Die Zahl der Toten wird weiter steigen

Und die Zahl der Toten wird voraussichtlich weiter steigen. Erst am Dienstagnachmittag war das Gebäude unter Kontrolle, so dass mit der Bergung von weiteren Toten begonnen werden konnte. In der Nacht zum Mittwoch seien Dutzende Leichen geborgen worden, berichtete die kenianische Zeitung Standard. Bei den Kämpfen waren drei der sechs Stockwerke eingestürzt, die Arbeiten am kenianischen "Ground Zero" werden sich noch lange hinziehen.

Verstört warten die Menschen auf neue Nachrichten. Denn schon am Montag hatten mehrere Minister die Geiselnahme für so gut wie beendet erklärt, die meisten Geiseln seien befreit - doch danach gab es weitere schwere Feuergefechte. Kenia hat das Vertrauen in seine Sicherheit verloren, aber auch in die Regierung: "Eines der Opfer dieses Anschlages war die Glaubwürdigkeit der kenianischen Behörden", kommentierte das britische Magazin Economist treffend.
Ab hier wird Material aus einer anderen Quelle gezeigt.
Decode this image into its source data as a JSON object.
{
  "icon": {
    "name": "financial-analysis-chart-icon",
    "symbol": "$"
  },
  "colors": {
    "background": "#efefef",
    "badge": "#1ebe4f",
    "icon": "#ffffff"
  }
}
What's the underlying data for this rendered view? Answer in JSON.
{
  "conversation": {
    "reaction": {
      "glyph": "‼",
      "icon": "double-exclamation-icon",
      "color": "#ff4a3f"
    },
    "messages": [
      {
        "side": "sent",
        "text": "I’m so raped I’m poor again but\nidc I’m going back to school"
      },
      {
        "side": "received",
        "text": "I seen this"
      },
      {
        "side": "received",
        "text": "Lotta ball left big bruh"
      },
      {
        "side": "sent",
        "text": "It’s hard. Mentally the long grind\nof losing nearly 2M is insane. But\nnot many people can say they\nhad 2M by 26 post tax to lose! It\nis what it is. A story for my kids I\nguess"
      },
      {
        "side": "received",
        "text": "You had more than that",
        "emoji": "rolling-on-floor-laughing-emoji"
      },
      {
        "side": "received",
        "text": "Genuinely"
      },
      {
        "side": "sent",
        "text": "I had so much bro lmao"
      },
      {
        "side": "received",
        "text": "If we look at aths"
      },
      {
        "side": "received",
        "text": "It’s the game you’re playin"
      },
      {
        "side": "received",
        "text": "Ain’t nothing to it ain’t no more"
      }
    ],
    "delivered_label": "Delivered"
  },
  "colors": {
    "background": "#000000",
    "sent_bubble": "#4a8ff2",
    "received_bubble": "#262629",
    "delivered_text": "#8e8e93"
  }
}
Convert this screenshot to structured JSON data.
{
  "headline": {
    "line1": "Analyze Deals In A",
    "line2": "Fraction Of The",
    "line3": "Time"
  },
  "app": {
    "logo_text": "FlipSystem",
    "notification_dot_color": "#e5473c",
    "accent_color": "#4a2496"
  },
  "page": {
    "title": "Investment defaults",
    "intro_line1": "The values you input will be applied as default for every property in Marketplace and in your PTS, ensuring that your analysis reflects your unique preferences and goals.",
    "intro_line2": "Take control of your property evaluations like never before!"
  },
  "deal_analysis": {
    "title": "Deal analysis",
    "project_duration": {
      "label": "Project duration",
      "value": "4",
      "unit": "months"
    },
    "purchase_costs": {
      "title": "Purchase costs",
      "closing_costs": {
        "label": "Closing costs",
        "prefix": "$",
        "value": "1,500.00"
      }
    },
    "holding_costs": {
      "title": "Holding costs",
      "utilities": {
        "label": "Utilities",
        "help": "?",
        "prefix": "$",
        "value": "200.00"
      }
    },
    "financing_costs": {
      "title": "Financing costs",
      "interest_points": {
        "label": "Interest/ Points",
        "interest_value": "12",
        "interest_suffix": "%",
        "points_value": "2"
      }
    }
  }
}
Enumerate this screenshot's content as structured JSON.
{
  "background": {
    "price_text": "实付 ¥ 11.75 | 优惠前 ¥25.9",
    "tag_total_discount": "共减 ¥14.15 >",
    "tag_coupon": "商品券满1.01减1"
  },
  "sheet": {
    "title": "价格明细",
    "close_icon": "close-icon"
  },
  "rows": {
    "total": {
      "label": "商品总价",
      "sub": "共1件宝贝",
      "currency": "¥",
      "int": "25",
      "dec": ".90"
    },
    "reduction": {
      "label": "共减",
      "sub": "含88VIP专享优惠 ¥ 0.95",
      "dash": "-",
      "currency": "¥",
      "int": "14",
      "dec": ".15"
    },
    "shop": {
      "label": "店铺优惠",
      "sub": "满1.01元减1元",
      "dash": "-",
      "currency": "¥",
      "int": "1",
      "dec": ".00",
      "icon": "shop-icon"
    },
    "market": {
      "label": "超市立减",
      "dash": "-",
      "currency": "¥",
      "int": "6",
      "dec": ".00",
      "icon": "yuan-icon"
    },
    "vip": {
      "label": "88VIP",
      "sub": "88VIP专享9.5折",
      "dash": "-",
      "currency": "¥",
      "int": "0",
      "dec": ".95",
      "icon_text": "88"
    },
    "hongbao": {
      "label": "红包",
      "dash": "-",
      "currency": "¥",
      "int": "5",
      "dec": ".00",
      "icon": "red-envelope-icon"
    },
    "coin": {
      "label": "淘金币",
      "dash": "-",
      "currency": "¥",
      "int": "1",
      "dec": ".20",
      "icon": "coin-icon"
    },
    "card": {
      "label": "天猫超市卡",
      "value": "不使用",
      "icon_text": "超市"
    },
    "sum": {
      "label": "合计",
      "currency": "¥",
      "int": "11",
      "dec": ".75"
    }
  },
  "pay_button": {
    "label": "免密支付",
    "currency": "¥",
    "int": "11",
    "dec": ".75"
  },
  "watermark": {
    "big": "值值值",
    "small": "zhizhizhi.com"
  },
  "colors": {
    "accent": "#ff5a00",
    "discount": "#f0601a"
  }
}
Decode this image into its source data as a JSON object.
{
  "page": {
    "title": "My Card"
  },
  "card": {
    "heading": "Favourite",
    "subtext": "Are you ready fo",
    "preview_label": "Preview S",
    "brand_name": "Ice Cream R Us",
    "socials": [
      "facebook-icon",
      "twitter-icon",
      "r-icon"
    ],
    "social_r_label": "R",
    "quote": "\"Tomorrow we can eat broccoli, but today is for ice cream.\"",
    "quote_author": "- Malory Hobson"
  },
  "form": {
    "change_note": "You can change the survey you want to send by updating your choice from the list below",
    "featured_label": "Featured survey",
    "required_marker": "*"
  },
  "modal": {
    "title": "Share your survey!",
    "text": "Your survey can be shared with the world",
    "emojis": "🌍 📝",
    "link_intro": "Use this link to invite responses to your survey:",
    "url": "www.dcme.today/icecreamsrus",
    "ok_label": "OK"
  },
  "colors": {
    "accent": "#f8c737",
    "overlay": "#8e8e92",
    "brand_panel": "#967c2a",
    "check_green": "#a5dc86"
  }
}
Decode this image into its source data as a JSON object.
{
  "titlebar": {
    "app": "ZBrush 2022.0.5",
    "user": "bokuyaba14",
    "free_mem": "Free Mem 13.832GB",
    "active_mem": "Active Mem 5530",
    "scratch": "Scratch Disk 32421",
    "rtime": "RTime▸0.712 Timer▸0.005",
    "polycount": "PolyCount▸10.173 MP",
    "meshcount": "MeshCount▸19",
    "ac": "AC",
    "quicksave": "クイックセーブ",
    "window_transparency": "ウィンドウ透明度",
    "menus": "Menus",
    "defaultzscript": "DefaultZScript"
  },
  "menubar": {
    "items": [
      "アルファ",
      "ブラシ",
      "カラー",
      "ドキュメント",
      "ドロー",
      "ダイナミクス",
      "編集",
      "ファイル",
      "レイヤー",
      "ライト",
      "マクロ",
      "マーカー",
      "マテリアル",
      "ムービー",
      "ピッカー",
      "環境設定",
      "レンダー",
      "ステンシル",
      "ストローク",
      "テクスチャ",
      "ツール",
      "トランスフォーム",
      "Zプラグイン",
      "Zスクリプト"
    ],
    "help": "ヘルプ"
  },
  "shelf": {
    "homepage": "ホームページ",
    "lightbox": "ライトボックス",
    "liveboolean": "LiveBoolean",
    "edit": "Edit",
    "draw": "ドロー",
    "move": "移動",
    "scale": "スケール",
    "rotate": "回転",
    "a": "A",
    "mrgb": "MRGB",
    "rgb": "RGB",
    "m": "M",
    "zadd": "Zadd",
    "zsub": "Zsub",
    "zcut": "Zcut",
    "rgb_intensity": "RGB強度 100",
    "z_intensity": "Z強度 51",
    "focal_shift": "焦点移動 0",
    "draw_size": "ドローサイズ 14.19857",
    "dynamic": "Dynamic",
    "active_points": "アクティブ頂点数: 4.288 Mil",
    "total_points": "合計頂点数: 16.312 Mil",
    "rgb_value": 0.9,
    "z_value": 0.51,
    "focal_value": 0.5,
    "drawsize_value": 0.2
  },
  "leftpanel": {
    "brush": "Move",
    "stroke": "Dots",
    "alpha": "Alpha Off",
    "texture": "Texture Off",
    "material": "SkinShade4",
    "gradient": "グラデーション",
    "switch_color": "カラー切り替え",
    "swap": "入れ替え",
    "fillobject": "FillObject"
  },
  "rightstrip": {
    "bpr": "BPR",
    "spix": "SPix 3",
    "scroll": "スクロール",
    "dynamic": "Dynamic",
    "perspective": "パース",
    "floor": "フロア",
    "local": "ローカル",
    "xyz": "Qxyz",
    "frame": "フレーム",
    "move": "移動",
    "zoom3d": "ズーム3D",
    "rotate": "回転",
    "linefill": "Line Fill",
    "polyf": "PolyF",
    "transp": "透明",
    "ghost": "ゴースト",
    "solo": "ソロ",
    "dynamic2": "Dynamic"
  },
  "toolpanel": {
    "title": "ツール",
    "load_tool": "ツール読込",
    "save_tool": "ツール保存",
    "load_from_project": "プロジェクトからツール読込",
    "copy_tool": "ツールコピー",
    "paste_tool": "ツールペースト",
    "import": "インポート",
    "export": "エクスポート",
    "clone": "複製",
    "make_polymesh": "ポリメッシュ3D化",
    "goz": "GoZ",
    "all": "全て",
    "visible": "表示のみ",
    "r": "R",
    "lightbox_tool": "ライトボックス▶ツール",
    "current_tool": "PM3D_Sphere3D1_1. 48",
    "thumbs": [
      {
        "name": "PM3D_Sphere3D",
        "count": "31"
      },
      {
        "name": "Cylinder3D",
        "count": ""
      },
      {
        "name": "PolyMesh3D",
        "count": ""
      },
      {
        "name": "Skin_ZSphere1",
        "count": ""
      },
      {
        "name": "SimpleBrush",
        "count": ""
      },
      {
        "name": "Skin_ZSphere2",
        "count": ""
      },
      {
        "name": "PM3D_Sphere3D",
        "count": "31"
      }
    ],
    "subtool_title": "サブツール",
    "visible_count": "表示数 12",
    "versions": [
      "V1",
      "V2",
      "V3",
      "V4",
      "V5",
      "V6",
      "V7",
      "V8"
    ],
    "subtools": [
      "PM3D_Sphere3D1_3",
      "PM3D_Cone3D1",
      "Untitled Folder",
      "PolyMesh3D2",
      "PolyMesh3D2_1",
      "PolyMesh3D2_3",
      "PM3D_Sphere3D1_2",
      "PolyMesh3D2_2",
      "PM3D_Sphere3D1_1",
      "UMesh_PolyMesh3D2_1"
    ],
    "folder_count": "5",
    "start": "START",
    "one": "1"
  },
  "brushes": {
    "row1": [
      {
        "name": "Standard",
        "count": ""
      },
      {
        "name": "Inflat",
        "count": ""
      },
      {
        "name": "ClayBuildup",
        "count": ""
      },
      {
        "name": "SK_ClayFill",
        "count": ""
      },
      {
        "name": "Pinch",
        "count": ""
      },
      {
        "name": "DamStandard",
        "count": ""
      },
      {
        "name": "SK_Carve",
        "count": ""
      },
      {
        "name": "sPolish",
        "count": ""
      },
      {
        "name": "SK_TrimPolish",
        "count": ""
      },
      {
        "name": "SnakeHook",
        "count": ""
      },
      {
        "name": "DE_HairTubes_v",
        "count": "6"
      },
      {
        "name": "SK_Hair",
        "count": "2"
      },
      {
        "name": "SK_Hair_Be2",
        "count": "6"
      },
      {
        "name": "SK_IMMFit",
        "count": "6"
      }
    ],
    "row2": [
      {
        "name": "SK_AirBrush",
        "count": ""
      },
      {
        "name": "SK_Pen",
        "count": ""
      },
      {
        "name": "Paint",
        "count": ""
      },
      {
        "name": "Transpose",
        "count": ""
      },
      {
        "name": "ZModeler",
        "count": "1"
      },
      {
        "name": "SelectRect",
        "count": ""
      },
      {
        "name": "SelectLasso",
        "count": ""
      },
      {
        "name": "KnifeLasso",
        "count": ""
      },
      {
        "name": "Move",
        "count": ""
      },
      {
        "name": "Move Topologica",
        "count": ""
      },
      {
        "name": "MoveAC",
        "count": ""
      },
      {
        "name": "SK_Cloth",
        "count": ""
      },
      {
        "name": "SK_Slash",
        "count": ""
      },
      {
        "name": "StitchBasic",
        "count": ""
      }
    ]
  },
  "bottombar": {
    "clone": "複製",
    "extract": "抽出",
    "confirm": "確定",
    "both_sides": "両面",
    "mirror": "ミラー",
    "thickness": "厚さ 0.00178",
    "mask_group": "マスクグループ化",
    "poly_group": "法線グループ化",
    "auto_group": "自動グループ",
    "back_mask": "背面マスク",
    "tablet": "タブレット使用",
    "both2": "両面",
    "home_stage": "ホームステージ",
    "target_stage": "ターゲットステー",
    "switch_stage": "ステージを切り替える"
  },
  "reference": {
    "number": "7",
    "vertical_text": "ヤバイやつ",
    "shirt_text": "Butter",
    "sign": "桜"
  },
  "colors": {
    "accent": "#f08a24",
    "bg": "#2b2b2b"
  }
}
Diesmal scheinen sich die Angaben der Regierung zu bewahrheiten, am Morgen war auf den Live-Bildern des Fernsehsenders lediglich leichter Rauch zu sehen, der aus dem Gebäude aufstieg. Angesichts dieses professionellen Anschlags mit internationaler Beteiligung aber bleibt landesweit ein Gefühl der Machtlosigkeit.

Die Angreifer hatten offenbar ein Geschäft in dem Einkaufszentrum angemietet, in dem sie Munition und weitere Ausrüstung im Vorfeld des Anschlags deponierten. So konnten sie sich den Hundertschaften von Armee und Polizei über Tage hinweg widersetzen. Die Nation erkennt, dass sie mit der Kontrolle von Personen und Autos am Eingang allenfalls auf unprofessionelle Einzeltäter vorbereitet war.

Einbrüche im Tourismus erwartet

Auch die Auswirkungen auf die Wirtschaft sind gewaltig. Die Tourismusbranche erwartet Gewinneinbrüche, ausländische Direktinvestitionen könnten deutlich sinken. Am schwersten aber wiegt wohl, dass der Glaube an die Grundfunktion des Staates, den Schutz seiner Bürger, verloren gegangen ist. Beobachter befürchten, der Anschlag könne zu Übergriffen auf in Kenia lebende Somalier führen. Die Geiselnahme ist nur der Beginn einer nationalen Krise.

Präsident Kenyatta gab sich entsprechend kämpferisch, er plant offenbar eine groß angelegte Vergeltung gegen die Hintermänner des Anschlags. Mit der Überwältigung der Geiselnehmer sei "dieser Teil unserer Aufgabe erledigt". Der Al-Schabab-Forderung, die 4000 kenianischen Soldaten aus von der Miliz kontrollierten Gegenden in Somalia sofort zurückzuziehen, will Kenyatta nicht erfüllen.

Al-Schabab hat in den vergangenen Jahren massive Verluste hinnehmen müssen. Die insgesamt 18.000 Soldaten der Afrikanischen Union vertrieben die Terroristen im Jahr 2012 zunächst aus der Hauptstadt Mogadischu und dann aus der strategisch wichtigen Hafenstadt Kismayo, den beiden logistischen Zentren von al-Schabab. In Somalia fällt der Organisation die Finanzierung immer schwerer.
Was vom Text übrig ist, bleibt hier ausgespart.